Работа спорится. Бочка за бочкой пролетают через поселок и опорожняются в одну
большую кучу, откуда содержимое постепенно стекает во фьорд. Пронзительно
кричат чайки, собаки лают и рвутся на привязи. Один дом за другим освобождается
от дерьма.
Когда вездеход
проезжает мимо школы, водитель забывает взять чуть в сторону, чтобы объехать
небольшое озерцо, и машина, с треском ломая лед, врезается в воду. Ассенизатор,
ехавший сзади на санях, успевает спастись, соскочив в снег. Он стоит на берегу
и смотрит, как вездеход уходит под лед. Ассенизатор зовет своего товарища, ему
кажется, что он видит, как тот мечется в кабине, отчаянно пытаясь совладать с
заклинившей дверью. Наконец водителю удается открыть дверь и выбраться на крышу
кабины, где он, присев на корточки, балансирует, в то время как вездеход с
чмокающим звуком погружается в воду. Крыша одним углом все еще выступает над
водой, когда машина перестает тонуть. Вездеход достиг дна. Мужчина пытается
спуститься с него, пробует ногой лед, но тот подается и начинает проваливаться.
Вокруг крыши образовалась большая черная дыра, заполненная водой.
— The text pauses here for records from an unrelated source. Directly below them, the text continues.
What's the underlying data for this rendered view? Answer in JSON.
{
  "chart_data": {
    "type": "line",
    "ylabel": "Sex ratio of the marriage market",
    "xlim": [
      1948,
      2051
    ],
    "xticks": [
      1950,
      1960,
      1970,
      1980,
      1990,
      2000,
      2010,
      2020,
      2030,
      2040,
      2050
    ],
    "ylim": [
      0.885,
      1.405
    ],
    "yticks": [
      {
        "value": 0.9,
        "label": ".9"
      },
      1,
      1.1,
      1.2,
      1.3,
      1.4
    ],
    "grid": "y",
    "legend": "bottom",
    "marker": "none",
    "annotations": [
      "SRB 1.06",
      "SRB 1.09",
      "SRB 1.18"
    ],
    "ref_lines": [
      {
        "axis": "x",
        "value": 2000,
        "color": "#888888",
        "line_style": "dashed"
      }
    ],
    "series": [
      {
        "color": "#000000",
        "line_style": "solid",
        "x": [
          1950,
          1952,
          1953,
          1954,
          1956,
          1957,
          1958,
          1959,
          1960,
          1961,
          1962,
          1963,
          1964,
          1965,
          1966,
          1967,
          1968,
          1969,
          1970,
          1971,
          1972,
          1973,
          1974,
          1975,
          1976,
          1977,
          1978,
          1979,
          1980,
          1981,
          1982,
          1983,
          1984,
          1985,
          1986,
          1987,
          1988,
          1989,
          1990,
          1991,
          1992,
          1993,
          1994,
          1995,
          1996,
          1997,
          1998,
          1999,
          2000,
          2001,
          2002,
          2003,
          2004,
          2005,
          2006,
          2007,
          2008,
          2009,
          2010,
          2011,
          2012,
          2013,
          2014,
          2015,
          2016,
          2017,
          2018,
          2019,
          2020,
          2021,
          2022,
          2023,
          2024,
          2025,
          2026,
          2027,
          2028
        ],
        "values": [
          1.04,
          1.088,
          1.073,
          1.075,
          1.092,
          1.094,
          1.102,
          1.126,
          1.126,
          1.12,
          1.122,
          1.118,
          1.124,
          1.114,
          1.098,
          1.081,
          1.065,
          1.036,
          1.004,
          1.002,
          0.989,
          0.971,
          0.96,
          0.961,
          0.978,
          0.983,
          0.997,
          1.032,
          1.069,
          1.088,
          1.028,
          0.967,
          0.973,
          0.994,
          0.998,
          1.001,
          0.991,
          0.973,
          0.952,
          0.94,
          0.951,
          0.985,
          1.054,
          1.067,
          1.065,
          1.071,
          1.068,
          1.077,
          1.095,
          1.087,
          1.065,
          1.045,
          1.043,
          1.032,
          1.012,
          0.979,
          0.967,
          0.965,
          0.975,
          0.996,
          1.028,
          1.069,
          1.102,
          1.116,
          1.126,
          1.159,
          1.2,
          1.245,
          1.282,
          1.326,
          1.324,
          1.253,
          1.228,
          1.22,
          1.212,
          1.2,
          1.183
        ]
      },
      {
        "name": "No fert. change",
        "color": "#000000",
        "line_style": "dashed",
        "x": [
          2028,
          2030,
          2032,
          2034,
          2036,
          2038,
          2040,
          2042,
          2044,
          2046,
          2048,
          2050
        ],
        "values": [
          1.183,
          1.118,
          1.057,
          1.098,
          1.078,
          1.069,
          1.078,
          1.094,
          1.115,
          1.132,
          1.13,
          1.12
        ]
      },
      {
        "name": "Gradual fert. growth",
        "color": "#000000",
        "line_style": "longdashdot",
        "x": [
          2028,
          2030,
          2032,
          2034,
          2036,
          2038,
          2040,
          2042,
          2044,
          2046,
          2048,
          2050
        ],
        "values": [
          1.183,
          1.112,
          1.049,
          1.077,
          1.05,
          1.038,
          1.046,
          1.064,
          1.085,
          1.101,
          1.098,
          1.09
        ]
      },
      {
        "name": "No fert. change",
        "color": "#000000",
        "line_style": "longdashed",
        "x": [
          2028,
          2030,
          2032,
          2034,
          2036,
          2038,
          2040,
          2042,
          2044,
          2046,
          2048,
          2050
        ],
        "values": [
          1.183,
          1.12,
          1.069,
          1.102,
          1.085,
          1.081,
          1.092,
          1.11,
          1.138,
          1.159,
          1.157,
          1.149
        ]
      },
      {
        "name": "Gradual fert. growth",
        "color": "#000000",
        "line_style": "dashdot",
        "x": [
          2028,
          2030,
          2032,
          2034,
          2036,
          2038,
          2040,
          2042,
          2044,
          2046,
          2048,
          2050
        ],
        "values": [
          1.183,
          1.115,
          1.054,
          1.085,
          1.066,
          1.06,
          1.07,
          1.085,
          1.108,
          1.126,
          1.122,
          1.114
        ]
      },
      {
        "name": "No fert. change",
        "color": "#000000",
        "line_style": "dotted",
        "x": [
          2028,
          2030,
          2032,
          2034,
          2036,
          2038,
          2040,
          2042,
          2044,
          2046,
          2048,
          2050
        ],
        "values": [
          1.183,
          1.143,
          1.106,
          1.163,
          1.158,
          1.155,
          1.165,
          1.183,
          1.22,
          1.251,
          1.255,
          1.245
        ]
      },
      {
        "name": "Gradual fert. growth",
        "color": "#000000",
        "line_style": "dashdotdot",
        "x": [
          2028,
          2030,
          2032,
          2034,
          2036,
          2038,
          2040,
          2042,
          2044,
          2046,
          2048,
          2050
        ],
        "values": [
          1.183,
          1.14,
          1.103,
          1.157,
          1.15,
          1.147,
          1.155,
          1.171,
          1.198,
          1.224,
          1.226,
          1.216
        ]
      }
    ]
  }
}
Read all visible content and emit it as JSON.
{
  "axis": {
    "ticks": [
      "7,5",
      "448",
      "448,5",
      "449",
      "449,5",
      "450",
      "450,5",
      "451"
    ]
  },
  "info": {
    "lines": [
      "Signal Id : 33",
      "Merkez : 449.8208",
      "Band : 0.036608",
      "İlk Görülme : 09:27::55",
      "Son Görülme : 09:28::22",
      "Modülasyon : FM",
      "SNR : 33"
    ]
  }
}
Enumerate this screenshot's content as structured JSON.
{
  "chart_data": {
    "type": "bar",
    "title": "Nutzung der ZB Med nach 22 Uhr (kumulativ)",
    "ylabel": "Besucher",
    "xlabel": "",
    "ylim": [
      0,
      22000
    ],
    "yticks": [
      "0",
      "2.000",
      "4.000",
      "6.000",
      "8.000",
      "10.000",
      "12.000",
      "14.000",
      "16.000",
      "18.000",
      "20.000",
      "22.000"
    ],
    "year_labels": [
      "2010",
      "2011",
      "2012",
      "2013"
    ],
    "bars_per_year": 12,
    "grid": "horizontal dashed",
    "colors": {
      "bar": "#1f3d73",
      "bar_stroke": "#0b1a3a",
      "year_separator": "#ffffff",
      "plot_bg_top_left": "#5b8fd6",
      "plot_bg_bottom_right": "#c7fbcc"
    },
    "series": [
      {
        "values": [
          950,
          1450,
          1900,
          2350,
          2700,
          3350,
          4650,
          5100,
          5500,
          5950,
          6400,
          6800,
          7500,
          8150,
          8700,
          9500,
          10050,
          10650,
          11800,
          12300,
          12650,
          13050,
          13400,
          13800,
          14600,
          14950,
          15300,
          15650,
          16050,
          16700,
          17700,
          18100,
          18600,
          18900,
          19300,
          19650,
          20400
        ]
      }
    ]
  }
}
В
красновато-оранжевом свете стробоскопа, который продолжает вращаться еще несколько
минут, видно, как содержимое бочки растекается по поверхности озерца.
Несколько минут уходит
на то, чтобы снять мужчину с крыши вездехода. Его вытаскивают на берег,
совершенно замерзшего и обессилевшего. Он просит дать ему закурить, и кто-то
протягивает ему зажженную сигарету. Всё, я домой, бормочет он. На сегодня с
меня хватит.
Известие о том, что
вездеход утопили, приводит Францена в бешенство. В отчаянии он швыряет об стену
кружку с кофе, так что напиток расплескивается по обоям светло-коричневым
бутоном. Потом его охватывает ужас, и от этого чувства уже не избавиться. Что я
наделал! думает он. А тут еще штормовое предупреждение, это значит, будет
снегопад, и спасательная техника должна быть наготове, в том числе и два
принадлежащих аэропорту уборочных вездехода, из которых теперь остался один. В
худшем случае ему придется запретить посадку любых самолетов, и когда в
управлении аэропорта пронюхают, что всему виной он, отдавший в поселок один из
вездеходов, закончится все, во-первых, большими проблемами с перераспределением
задействованного транспорта, во-вторых, миллионными убытками для аэропорта, в-третьих,
его, Францена, увольнением, не говоря уже о том, что его отдадут под суд,
высмеют во всех газетах и заставят возмещать убытки. Он решает вызволить
потерпевшую аварию машину.
Швед Боссе, работающий
у них в аэропорту механиком, с ним солидарен. Он полагает, что, если поискать,
то найдутся и гидрокостюмы, и достаточное количество кислородных баллонов: все
это добро осталось после некогда временно располагавшейся здесь штаб-квартиры
военно-морских сил. Какое-то время спустя Боссе приволакивает в столовую
гидрокостюмы и баллоны. Они с Франценом проверяют снаряжение. У механика
сертификат дайвера еще с тех времен, когда он служил на шведском флоте. Сходятся
на том, что швед погрузится под лед с несколькими металлическими тросами и
зацепит их в надежных местах за вездеход. После этого они попытаются выдернуть
машину вторым вездеходом. Они сходятся во мнении, что все должно получиться.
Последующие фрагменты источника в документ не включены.